Öğrenciler bilgisayar laboratuvarları ve kütüphanelerdeki bilgisayarlar aracılığıyla internetten yararlanıyor. Ayrıca tüm yerleşkelerdeki kablosuz ağ bağlantısıyla da her yerden internete erişim sağlanıyor. Öğrencilerin baskı ihtiyaçlarını karşılayacak fotokopi merkezleri de yerleşkelerde hizmet veriyor.

45 öğrenci kulübü var. Kültür, sanat, spor, bilim alanlarında faaliyet gösteren kulüplerde sempozyumlar, konferanslar düzenleniyor, sosyal sorumluluk projeleri geliştiriliyor, ilgi alanlarına yönelik kurslar açılıyor.

Üniversiteye bağlı öğrenci yurdu bulunmuyor. Üniversiteye şehir dışından gelen öğrencilere tanıtım günlerinde, üniversiteye yerleşen öğrencilere kayıt döneminde yurtlarla ilgili bilgilendirme yapılıyor ve öğrenciler kurumsal yapıya uygun yurtlara yönlendiriliyor.

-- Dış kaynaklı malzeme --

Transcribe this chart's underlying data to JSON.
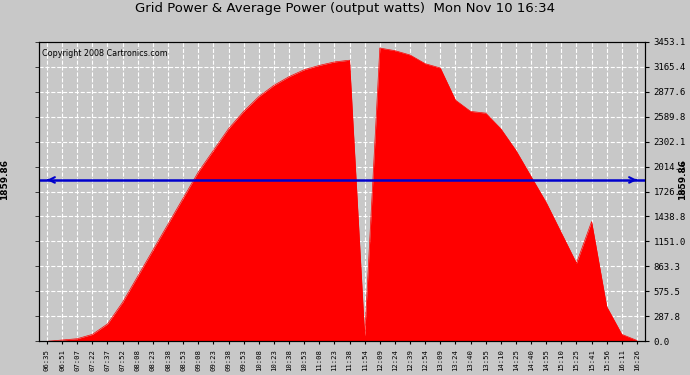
{
  "title": "Grid Power & Average Power (output watts)  Mon Nov 10 16:34",
  "copyright": "Copyright 2008 Cartronics.com",
  "avg_power": 1859.86,
  "ymax": 3453.1,
  "yticks": [
    0.0,
    287.8,
    575.5,
    863.3,
    1151.0,
    1438.8,
    1726.6,
    2014.3,
    2302.1,
    2589.8,
    2877.6,
    3165.4,
    3453.1
  ],
  "background_color": "#c8c8c8",
  "plot_bg_color": "#c8c8c8",
  "fill_color": "#ff0000",
  "line_color": "#ff0000",
  "avg_line_color": "#0000cc",
  "grid_color": "#ffffff",
  "title_color": "#000000",
  "x_labels": [
    "06:35",
    "06:51",
    "07:07",
    "07:22",
    "07:37",
    "07:52",
    "08:08",
    "08:23",
    "08:38",
    "08:53",
    "09:08",
    "09:23",
    "09:38",
    "09:53",
    "10:08",
    "10:23",
    "10:38",
    "10:53",
    "11:08",
    "11:23",
    "11:38",
    "11:54",
    "12:09",
    "12:24",
    "12:39",
    "12:54",
    "13:09",
    "13:24",
    "13:40",
    "13:55",
    "14:10",
    "14:25",
    "14:40",
    "14:55",
    "15:10",
    "15:25",
    "15:41",
    "15:56",
    "16:11",
    "16:26"
  ],
  "power_values": [
    0,
    15,
    30,
    80,
    200,
    450,
    750,
    1050,
    1350,
    1650,
    1950,
    2200,
    2450,
    2650,
    2820,
    2950,
    3050,
    3130,
    3180,
    3220,
    3240,
    60,
    3380,
    3350,
    3300,
    3200,
    3150,
    2780,
    2650,
    2630,
    2450,
    2200,
    1900,
    1600,
    1250,
    900,
    1380,
    400,
    80,
    10
  ]
}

Tüm yerleşkelerde yemekhane ve kantin mevcuttur. Yemekler temizlik ve hijyen kuralları gözetilerek gıda mühendisinin ve sağlık personelinin gözetiminde usta aşçılar tarafından pişiriliyor. Öğrenciler ücret karşılığında yemekhane ve kantinden yararlanabiliyor.

Üniversitemiz uluslararası denkliğe sahiptir. Tüm mezun öğrencilere aldıkları derslerin ve notlarının Avrupa Eğitim Sistemindeki karşılığını gösterir nitelikte Diploma Eki düzenlenmektedir.

Değişim programı süresi içinde öğrencinin üniversitedeki kaydı devam eder ve bu süre öğretim süresinden sayılır. Öğrencinin değişim programında aldığı derslerin intibakları, kayıtlı olduğu birimin yönetim kurulu kararı ile yapılır.

Uluslararası öğrencilerin kabulü, ilgili mevzuat hükümlerine göre yapılır. Hangi programlara yurt dışından öğrenci kabul edileceği, bunların kontenjanları, başvuru tarihleri ve ödeyecekleri ücretler Senato kararı ve Mütevelli Heyet onayı ile belirlenir. Detaylara iro.fsm.edu.tr/ adresinden ulaşılabilir.